There are definite shades of Shakespeare in the story of a young prince usurped by a jealous uncle who murdered the king to claim the throne (coughHamletcough). Furthermore, I’m not entirely sure why the Telmar’s are all Hispanic (even Brit Barnes adopts a Spanish accent which has apparently been dropped for film three), given that the fact they are humanoid already disassociates them adequately from Narnia’s animal populace, who have been thought extinct in the 1300 years since the royal Pevensie brood returned to war-time London through the wardrobe.
The immense passage of time is perhaps one reason why this return to Aslan’s domain feels entirely disparate to the preceding visit, despite the same cast and crew’s participation (even Tilda Swinton turns up for an ice-entombed cameo). Personally, I always favoured the snow-steeped eternal winter scenes in The Lion..., but the supernatural gloss of the ethereal white landscape all disappeared when the White Witch was defeated and summer returned to New Zealan- I mean, Middle Eart- NARNIA. Sorry, bad hobbi- HABIT!!

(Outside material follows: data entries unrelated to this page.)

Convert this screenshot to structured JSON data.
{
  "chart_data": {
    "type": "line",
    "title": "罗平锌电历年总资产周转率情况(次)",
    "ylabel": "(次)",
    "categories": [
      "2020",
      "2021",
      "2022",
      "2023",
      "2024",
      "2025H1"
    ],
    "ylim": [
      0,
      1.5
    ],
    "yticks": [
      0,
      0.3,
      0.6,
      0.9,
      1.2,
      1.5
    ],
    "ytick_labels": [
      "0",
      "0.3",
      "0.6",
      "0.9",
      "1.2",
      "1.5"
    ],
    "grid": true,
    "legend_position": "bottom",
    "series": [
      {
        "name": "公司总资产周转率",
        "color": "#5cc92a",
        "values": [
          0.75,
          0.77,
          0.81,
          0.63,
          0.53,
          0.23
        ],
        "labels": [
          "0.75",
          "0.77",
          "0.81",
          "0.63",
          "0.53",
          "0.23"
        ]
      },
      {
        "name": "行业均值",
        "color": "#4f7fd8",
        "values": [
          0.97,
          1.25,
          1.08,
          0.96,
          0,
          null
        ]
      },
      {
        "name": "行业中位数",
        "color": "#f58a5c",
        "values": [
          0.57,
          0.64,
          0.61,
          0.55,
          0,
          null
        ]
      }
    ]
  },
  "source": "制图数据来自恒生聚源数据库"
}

Aslan’s role is also far reduced in this sophomore entry, with the God-like lion nothing more than a fabled memory for the faithful to cling onto. Oh yes, Lewis’s “subtle” allegory of faith hasn’t been scarified in this twenty first century adap a la The Golden Compass, even in the midst of copious castle sieges and sword fights. But when you’ve got nearly two and a half hours to play with, you can squeeze a lot in, with numerous glances even alluding to a ludicrous underlying romance between elder sister Susan (Popplewell) and the Telmarine Prince!!

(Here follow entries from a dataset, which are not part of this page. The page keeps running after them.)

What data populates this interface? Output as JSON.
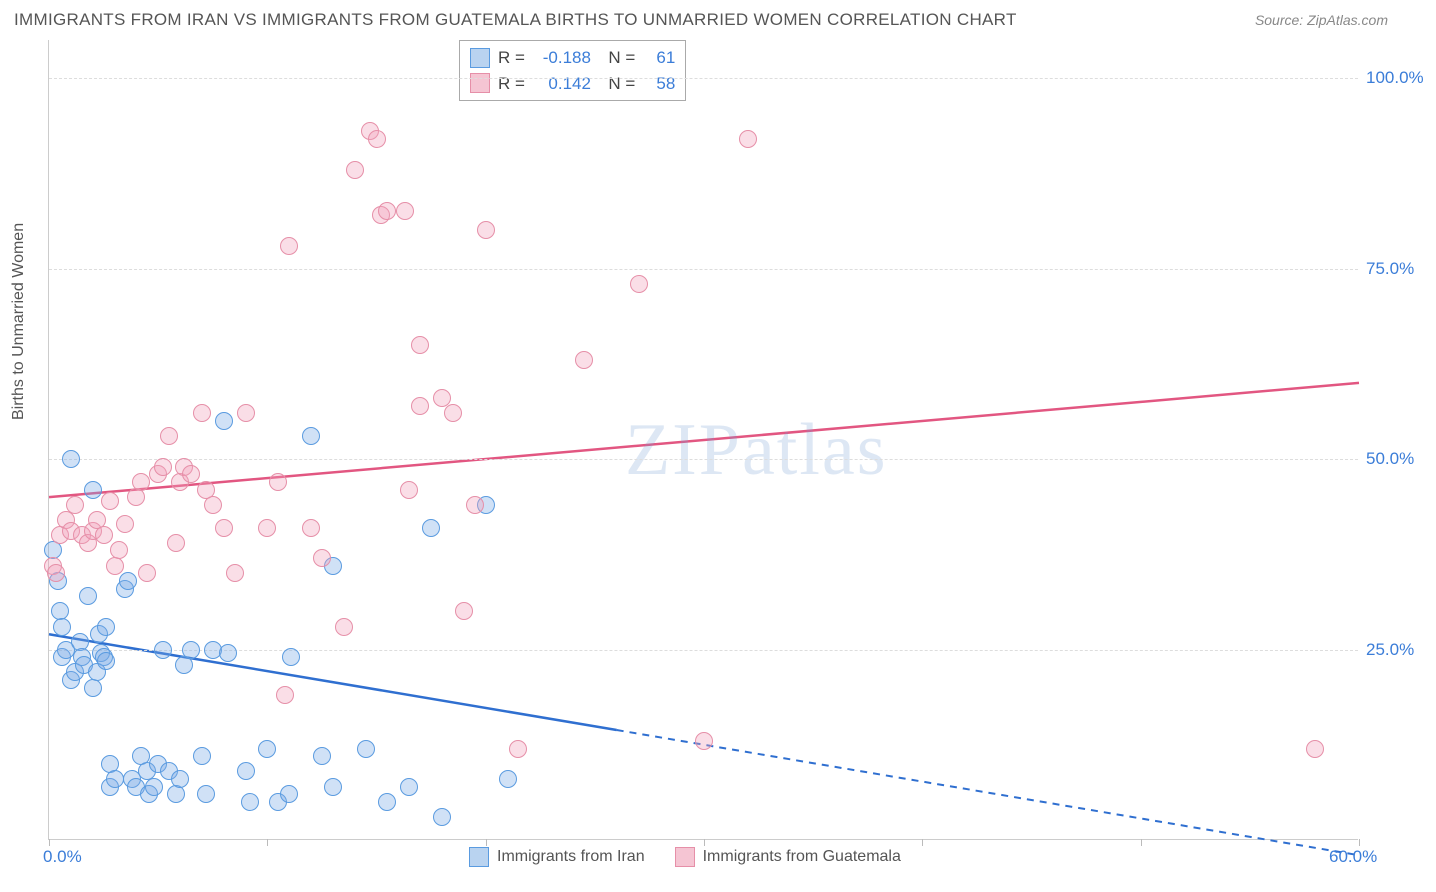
{
  "title": "IMMIGRANTS FROM IRAN VS IMMIGRANTS FROM GUATEMALA BIRTHS TO UNMARRIED WOMEN CORRELATION CHART",
  "source": "Source: ZipAtlas.com",
  "ylabel": "Births to Unmarried Women",
  "watermark": "ZIPatlas",
  "chart": {
    "type": "scatter",
    "xlim": [
      0,
      60
    ],
    "ylim": [
      0,
      105
    ],
    "xticks": [
      0,
      10,
      20,
      30,
      40,
      50,
      60
    ],
    "xtick_labels": {
      "0": "0.0%",
      "60": "60.0%"
    },
    "yticks": [
      25,
      50,
      75,
      100
    ],
    "ytick_labels": {
      "25": "25.0%",
      "50": "50.0%",
      "75": "75.0%",
      "100": "100.0%"
    },
    "background_color": "#ffffff",
    "grid_color": "#dddddd",
    "axis_color": "#cccccc",
    "tick_label_color": "#3b7dd8",
    "marker_radius": 9,
    "series": [
      {
        "name": "Immigrants from Iran",
        "label": "Immigrants from Iran",
        "fill": "rgba(120,170,230,0.35)",
        "stroke": "#5a9be0",
        "swatch_fill": "#b9d3f0",
        "swatch_border": "#5a9be0",
        "R": "-0.188",
        "N": "61",
        "trend": {
          "x1": 0,
          "y1": 27,
          "x2": 60,
          "y2": -2,
          "color": "#2f6fd0",
          "solid_until_x": 26
        },
        "points": [
          [
            0.2,
            38
          ],
          [
            0.4,
            34
          ],
          [
            0.5,
            30
          ],
          [
            0.6,
            24
          ],
          [
            0.6,
            28
          ],
          [
            0.8,
            25
          ],
          [
            1.0,
            50
          ],
          [
            1.0,
            21
          ],
          [
            1.2,
            22
          ],
          [
            1.4,
            26
          ],
          [
            1.5,
            24
          ],
          [
            1.6,
            23
          ],
          [
            1.8,
            32
          ],
          [
            2.0,
            46
          ],
          [
            2.0,
            20
          ],
          [
            2.2,
            22
          ],
          [
            2.3,
            27
          ],
          [
            2.4,
            24.5
          ],
          [
            2.5,
            24
          ],
          [
            2.6,
            28
          ],
          [
            2.6,
            23.5
          ],
          [
            2.8,
            10
          ],
          [
            2.8,
            7
          ],
          [
            3.0,
            8
          ],
          [
            3.5,
            33
          ],
          [
            3.6,
            34
          ],
          [
            3.8,
            8
          ],
          [
            4.0,
            7
          ],
          [
            4.2,
            11
          ],
          [
            4.5,
            9
          ],
          [
            4.6,
            6
          ],
          [
            4.8,
            7
          ],
          [
            5.0,
            10
          ],
          [
            5.2,
            25
          ],
          [
            5.5,
            9
          ],
          [
            5.8,
            6
          ],
          [
            6.0,
            8
          ],
          [
            6.2,
            23
          ],
          [
            6.5,
            25
          ],
          [
            7.0,
            11
          ],
          [
            7.2,
            6
          ],
          [
            7.5,
            25
          ],
          [
            8.0,
            55
          ],
          [
            8.2,
            24.5
          ],
          [
            9.0,
            9
          ],
          [
            9.2,
            5
          ],
          [
            10.0,
            12
          ],
          [
            10.5,
            5
          ],
          [
            11.0,
            6
          ],
          [
            11.1,
            24
          ],
          [
            12.0,
            53
          ],
          [
            12.5,
            11
          ],
          [
            13.0,
            36
          ],
          [
            13.0,
            7
          ],
          [
            14.5,
            12
          ],
          [
            15.5,
            5
          ],
          [
            16.5,
            7
          ],
          [
            17.5,
            41
          ],
          [
            18.0,
            3
          ],
          [
            20.0,
            44
          ],
          [
            21.0,
            8
          ]
        ]
      },
      {
        "name": "Immigrants from Guatemala",
        "label": "Immigrants from Guatemala",
        "fill": "rgba(240,160,185,0.35)",
        "stroke": "#e68fa8",
        "swatch_fill": "#f5c5d3",
        "swatch_border": "#e68fa8",
        "R": "0.142",
        "N": "58",
        "trend": {
          "x1": 0,
          "y1": 45,
          "x2": 60,
          "y2": 60,
          "color": "#e25681",
          "solid_until_x": 60
        },
        "points": [
          [
            0.2,
            36
          ],
          [
            0.3,
            35
          ],
          [
            0.5,
            40
          ],
          [
            0.8,
            42
          ],
          [
            1.0,
            40.5
          ],
          [
            1.2,
            44
          ],
          [
            1.5,
            40
          ],
          [
            1.8,
            39
          ],
          [
            2.0,
            40.5
          ],
          [
            2.2,
            42
          ],
          [
            2.5,
            40
          ],
          [
            2.8,
            44.5
          ],
          [
            3.0,
            36
          ],
          [
            3.2,
            38
          ],
          [
            3.5,
            41.5
          ],
          [
            4.0,
            45
          ],
          [
            4.2,
            47
          ],
          [
            4.5,
            35
          ],
          [
            5.0,
            48
          ],
          [
            5.2,
            49
          ],
          [
            5.5,
            53
          ],
          [
            5.8,
            39
          ],
          [
            6.0,
            47
          ],
          [
            6.2,
            49
          ],
          [
            6.5,
            48
          ],
          [
            7.0,
            56
          ],
          [
            7.2,
            46
          ],
          [
            7.5,
            44
          ],
          [
            8.0,
            41
          ],
          [
            8.5,
            35
          ],
          [
            9.0,
            56
          ],
          [
            10.0,
            41
          ],
          [
            10.5,
            47
          ],
          [
            10.8,
            19
          ],
          [
            11.0,
            78
          ],
          [
            12.0,
            41
          ],
          [
            12.5,
            37
          ],
          [
            13.5,
            28
          ],
          [
            14.0,
            88
          ],
          [
            14.7,
            93
          ],
          [
            15.0,
            92
          ],
          [
            15.2,
            82
          ],
          [
            15.5,
            82.5
          ],
          [
            16.3,
            82.5
          ],
          [
            16.5,
            46
          ],
          [
            17.0,
            57
          ],
          [
            17.0,
            65
          ],
          [
            18.0,
            58
          ],
          [
            18.5,
            56
          ],
          [
            19.0,
            30
          ],
          [
            19.5,
            44
          ],
          [
            20.0,
            80
          ],
          [
            21.5,
            12
          ],
          [
            24.5,
            63
          ],
          [
            27.0,
            73
          ],
          [
            30.0,
            13
          ],
          [
            32.0,
            92
          ],
          [
            58.0,
            12
          ]
        ]
      }
    ]
  },
  "stats_box": {
    "rows": [
      {
        "series_idx": 0
      },
      {
        "series_idx": 1
      }
    ]
  }
}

Sure, Mr. Tumnus and the Beaver’s may all have long since departed Narnia’s mortal plain, but the screen is now clear for a raft of new rabbiting mammals to provide some comic relief for the kiddies; in particular voice-of-reason Trufflehunter (Stott) the badger, and sword-wielding mouse Reepicheep (Izzard) whose persistently squeaky quips fire down many a derogatory comment aimed at his diminutive form. The dwarfs (one of which, naturally, is played by modest-for-hire Warwick Davis), meanwhile, still don’t exactly welcome trust, despite no longer being the White Witch’s minions…

I commend Adamson et al for their bravery and originality in expanding a treasured tome so indiscreetly. For this reason, Prince Caspian was always going to have its (purist) detractors. I was also pleasantly surprised by how little they pandered cringingly to their youngest demographic like the earliest Harry Potter films did – the Telmarine’s political backstabbing and warmongering, for instance, is likely to fly straight over the core audience's heads, but it is essential to setting up the civil war and Aslan’s noble return.

Yet for all the glossy effects, magical spectacle and humanizing themes there is still something about this updated series which doesn’t quite connect with me. Perhaps further depth to the characters and a more affectionate approach to the animal creations would invite viewers to bond more sincerely with the personal issues which affect the inhabitants of this world, instead of the overly cluttered approach which weighs down Caspian’s lengthy runtime and barely grants half of the cast more than a (snappy) line of dialogue.

In a CR@B Shell: Efficiently entertaining for its duration, but Prince Caspian’s appeal is as fleeting and shallow as the CGI effects which dominate Narnia’s bustling landscape. By no means an epic fail, but the warmth must be resurrected to stop The Dawn Treader from sinking.